Je ne l’ai pas fait, je n’y ai pas pensé tout de suite, l’ébranlement avait été tel qu’il avait figé mon esprit. Mon corps tout seul avait continué de conduire, était rentré chez lui après avoir rangé la voiture ; mon corps tout seul s’était déshabillé et couché, avait dormi en fermant par habitude mes paupières de chair, mais à leur abri mon âme ne dormait plus, elle cherchait ses mots.

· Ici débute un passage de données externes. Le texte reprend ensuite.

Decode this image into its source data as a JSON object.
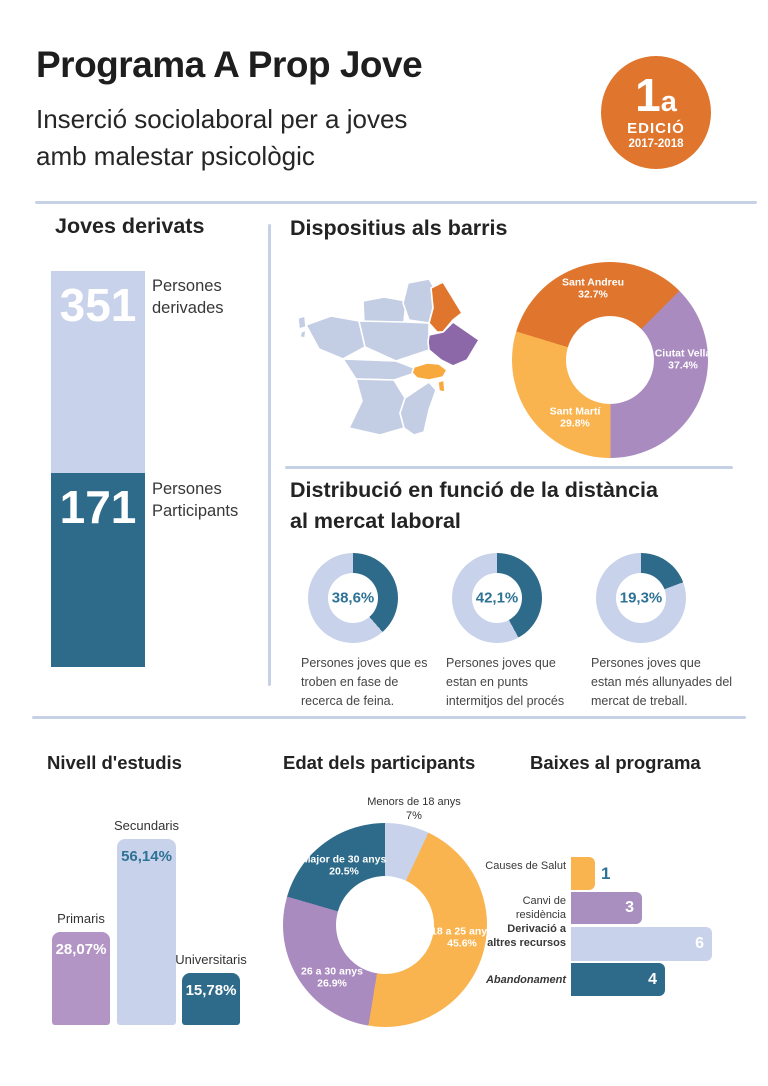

Je la voyais sans qu’elle le sache, selon un rythme qui me laissait croire que je vivais un peu avec elle. Je connaissais sa garde-robe. Je reconnaissais de loin son parapluie, je remarquais quand elle portait un nouveau sac. Je ne faisais rien d’autre que de me tourner vers elle. Je ne fis rien, je ne lui dis rien. Je ne la suivis jamais. J’effaçais de ma mémoire, avec une habilité de censeur, le visage des hommes qui parfois l’accompagnaient. Ils changeaient, je crois ; sans que je susse jamais rien de leurs liens. Lorsque je revins à Lyon après avoir changé ma vie, je la croisai à nouveau, elle passait en ces mêmes rues où je l’avais croisée si souvent, permanente comme l’esprit du lieu.